Britain has joined the international criticism of Joe Biden’s massive US package of green subsidies, warning they are protectionist and will hit UK-based makers of electric vehicles, batteries and other renewables.
Kemi Badenoch, the UK’s international trade secretary, has written to her US counterpart, Katherine Tai, to protest at the structure of the Biden administration’s $369bn attempt to green the economy.
The Inflation Reduction Act (IRA), which passed Congress in August, includes tax credits for green technologies aimed at luring investment to the US and cutting carbon emissions.
The EU, South Korea and Canada are among those to claim the act breaches World Trade Organization rules by tying aid to US domestic production, but until now Britain has kept a low profile on the issue.
Badenoch claimed in her letter, seen by the Financial Times, that the US plan would “harm multiple economies across the world and impact global supply chains in batteries, electric vehicles and wider renewables”.
Although she welcomed efforts by the US to address climate change, Badenoch warned they should not be at the expense of free trade and that both sides should stick to rules of the international trading system.
One particular bugbear is a provision to restrict a $7,500 subsidy for purchases of electric vehicles to those substantially made with parts from North America and assembled there.
The raw materials for batteries would need to be sourced from countries with a free trade agreement with the US, excluding the EU and UK.
However, Biden has hinted that the provision could be interpreted to include “allies” since Congress, when it wrote the act, did not mean to exclude them.
A spokesperson for Tai said: “As President Biden has made clear, the United States is listening to the concerns of our allies and partners regarding their concerns about the IRA, and we remain committed to working together on a productive way forward.”
This month the US Treasury said it planned to release more information on “the anticipated direction” of the critical minerals and battery components of the IRA’s tax credit scheme before the end of the year, but would not issue the full details until March.
Badenoch said in her letter that if special deals were on the table, Britain should get one: “The UK expects to be and should, as the closest of US allies, be part of any flexibilities in the implementation of the IRA.”
“We are not sitting back,” said one ally of Badenoch. “We are speaking to the US about this on almost daily basis.” Badenoch said any protectionism would benefit “our most prominent competitors” — viewed as a reference to China.
Britain, with its stretched public finances, is in a similar position to a number of EU countries which would be highly reluctant to enter into a subsidy race with Washington.
Biden has promised “tweaks” in how the legislation is put into effect and already delayed the changes on electric vehicles from January to March.
A joint EU-US task force is identifying possible improvements that could be made without sending the act back to Congress.
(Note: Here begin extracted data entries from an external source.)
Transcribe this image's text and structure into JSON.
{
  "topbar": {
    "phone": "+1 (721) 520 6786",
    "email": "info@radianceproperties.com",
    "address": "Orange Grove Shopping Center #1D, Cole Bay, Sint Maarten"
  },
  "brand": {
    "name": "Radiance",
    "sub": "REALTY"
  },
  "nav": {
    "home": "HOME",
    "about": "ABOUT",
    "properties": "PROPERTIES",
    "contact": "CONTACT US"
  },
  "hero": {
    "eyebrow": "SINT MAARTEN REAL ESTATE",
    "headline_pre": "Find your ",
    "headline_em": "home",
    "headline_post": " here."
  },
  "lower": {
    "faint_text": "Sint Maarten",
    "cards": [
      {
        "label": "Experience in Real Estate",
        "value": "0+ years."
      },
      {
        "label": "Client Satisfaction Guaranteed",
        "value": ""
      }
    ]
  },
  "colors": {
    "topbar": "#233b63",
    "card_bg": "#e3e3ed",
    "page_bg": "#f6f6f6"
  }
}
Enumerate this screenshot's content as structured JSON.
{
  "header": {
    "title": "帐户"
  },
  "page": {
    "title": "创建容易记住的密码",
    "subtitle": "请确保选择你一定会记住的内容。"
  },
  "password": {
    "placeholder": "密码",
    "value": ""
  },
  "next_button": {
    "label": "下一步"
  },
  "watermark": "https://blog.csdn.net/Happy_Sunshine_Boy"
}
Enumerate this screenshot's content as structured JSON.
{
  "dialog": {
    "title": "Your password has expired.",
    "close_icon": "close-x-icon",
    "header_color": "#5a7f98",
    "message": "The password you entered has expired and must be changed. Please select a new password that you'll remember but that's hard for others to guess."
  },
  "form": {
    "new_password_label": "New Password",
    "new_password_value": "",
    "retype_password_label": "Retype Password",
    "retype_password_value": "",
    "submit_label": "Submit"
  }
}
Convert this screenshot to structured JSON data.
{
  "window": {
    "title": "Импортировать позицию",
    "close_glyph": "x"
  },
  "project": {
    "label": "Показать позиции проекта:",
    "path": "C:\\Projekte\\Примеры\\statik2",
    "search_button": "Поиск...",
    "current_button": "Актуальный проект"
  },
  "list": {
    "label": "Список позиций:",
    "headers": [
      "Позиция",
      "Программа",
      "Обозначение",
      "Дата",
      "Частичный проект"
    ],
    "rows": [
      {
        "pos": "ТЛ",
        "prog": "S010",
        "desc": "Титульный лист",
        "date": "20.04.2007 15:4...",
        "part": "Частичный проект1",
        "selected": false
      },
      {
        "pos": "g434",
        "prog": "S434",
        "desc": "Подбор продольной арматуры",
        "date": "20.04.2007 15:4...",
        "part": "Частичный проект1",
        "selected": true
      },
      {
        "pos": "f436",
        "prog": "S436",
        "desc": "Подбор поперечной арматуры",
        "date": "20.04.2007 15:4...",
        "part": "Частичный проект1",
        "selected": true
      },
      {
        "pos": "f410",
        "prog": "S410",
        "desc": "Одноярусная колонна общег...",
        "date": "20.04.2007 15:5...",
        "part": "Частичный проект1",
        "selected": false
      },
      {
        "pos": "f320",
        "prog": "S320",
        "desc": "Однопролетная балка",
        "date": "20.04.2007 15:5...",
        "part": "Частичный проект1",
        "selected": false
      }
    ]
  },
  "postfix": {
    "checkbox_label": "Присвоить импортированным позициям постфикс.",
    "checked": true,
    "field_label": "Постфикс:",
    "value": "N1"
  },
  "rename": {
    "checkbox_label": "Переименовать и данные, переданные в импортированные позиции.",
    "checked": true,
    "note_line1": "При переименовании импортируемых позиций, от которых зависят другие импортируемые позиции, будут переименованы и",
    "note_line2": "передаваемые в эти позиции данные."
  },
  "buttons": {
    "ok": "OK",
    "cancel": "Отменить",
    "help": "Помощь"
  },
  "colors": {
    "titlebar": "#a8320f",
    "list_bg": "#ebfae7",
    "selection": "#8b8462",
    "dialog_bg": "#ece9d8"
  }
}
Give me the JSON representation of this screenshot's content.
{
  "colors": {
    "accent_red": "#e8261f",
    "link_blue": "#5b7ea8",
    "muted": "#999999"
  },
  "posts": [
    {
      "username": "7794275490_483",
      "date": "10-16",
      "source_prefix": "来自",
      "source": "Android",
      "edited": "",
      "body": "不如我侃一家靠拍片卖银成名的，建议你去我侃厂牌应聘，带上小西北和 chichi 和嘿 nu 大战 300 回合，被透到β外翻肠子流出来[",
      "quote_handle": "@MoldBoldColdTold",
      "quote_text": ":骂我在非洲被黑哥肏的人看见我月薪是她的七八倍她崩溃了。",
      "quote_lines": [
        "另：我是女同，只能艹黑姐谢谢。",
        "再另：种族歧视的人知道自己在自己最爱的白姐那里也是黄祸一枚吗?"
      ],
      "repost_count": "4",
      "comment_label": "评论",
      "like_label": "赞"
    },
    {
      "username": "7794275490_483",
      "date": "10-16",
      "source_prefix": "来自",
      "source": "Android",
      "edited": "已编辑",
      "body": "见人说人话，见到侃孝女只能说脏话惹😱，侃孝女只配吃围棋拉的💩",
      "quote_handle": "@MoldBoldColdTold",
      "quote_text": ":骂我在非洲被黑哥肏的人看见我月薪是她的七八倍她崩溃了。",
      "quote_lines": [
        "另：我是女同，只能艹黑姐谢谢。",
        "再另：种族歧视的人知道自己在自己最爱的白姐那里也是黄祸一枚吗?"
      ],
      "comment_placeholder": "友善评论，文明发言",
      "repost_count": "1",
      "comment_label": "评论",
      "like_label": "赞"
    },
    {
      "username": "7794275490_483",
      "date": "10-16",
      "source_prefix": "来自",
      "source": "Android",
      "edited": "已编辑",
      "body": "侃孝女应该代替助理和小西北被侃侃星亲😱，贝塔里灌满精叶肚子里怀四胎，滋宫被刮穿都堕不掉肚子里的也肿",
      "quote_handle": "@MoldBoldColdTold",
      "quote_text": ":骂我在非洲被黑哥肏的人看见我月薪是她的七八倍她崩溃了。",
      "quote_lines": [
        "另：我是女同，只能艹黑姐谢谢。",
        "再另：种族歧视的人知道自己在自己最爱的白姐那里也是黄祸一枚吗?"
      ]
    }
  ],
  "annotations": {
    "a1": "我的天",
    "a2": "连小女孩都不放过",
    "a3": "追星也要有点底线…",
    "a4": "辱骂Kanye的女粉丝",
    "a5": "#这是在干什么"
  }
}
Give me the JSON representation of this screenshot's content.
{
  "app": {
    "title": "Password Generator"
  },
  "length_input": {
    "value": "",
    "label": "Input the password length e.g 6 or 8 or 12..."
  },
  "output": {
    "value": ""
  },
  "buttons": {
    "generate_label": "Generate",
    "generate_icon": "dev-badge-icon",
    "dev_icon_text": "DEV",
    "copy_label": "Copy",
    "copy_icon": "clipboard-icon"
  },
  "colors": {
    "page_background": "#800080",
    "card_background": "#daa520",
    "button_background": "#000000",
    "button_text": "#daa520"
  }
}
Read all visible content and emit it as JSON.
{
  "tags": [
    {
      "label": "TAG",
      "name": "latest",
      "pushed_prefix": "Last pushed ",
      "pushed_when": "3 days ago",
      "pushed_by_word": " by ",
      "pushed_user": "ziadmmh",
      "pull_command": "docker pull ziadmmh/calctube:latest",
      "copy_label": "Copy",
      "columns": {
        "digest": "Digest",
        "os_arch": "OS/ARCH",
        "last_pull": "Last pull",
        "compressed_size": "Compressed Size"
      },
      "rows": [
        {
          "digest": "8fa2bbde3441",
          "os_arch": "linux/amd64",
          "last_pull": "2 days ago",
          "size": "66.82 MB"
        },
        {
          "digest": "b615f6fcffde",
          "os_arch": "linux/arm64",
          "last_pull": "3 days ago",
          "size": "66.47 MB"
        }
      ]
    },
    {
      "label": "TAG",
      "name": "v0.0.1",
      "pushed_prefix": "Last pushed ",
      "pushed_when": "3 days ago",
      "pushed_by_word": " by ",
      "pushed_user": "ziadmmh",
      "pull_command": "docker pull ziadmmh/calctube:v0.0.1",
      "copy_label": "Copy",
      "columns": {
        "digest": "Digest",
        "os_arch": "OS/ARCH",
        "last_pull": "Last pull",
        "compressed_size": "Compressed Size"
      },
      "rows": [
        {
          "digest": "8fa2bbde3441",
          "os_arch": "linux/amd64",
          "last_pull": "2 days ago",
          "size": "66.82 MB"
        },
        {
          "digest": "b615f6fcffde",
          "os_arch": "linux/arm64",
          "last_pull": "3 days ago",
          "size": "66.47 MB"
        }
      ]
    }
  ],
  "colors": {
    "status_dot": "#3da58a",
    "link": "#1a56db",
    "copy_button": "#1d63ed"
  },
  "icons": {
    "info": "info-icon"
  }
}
The US Treasury and the Internal Revenue Service, the US tax authority, are currently in the process of consulting with industry on how to implement the legislation.
US allies hope that grey areas in the language of the bill can be used by Treasury officials to soften the impact on foreign businesses.
EU officials hope they can make use of a loophole that means commercial vehicles do not have to be assembled in the US to qualify for the $7,500 consumer tax credit. Vehicles leased by individuals could be classed as commercial sales, according to those with knowledge of the talks.
The EU has said it is working on an overhaul of its subsidy rules to allow more money to be channelled to businesses faced with US competition.
Mike Hawes, chief executive of the Society of Motor Manufacturers and Traders group in the UK, said: “The UK and US automotive industries have a longstanding and productive relationship, supporting jobs and vehicle manufacturing across the Atlantic. Measures that support free and fair trade between us should, therefore, be encouraged, rather than those that seek to protect individual markets.”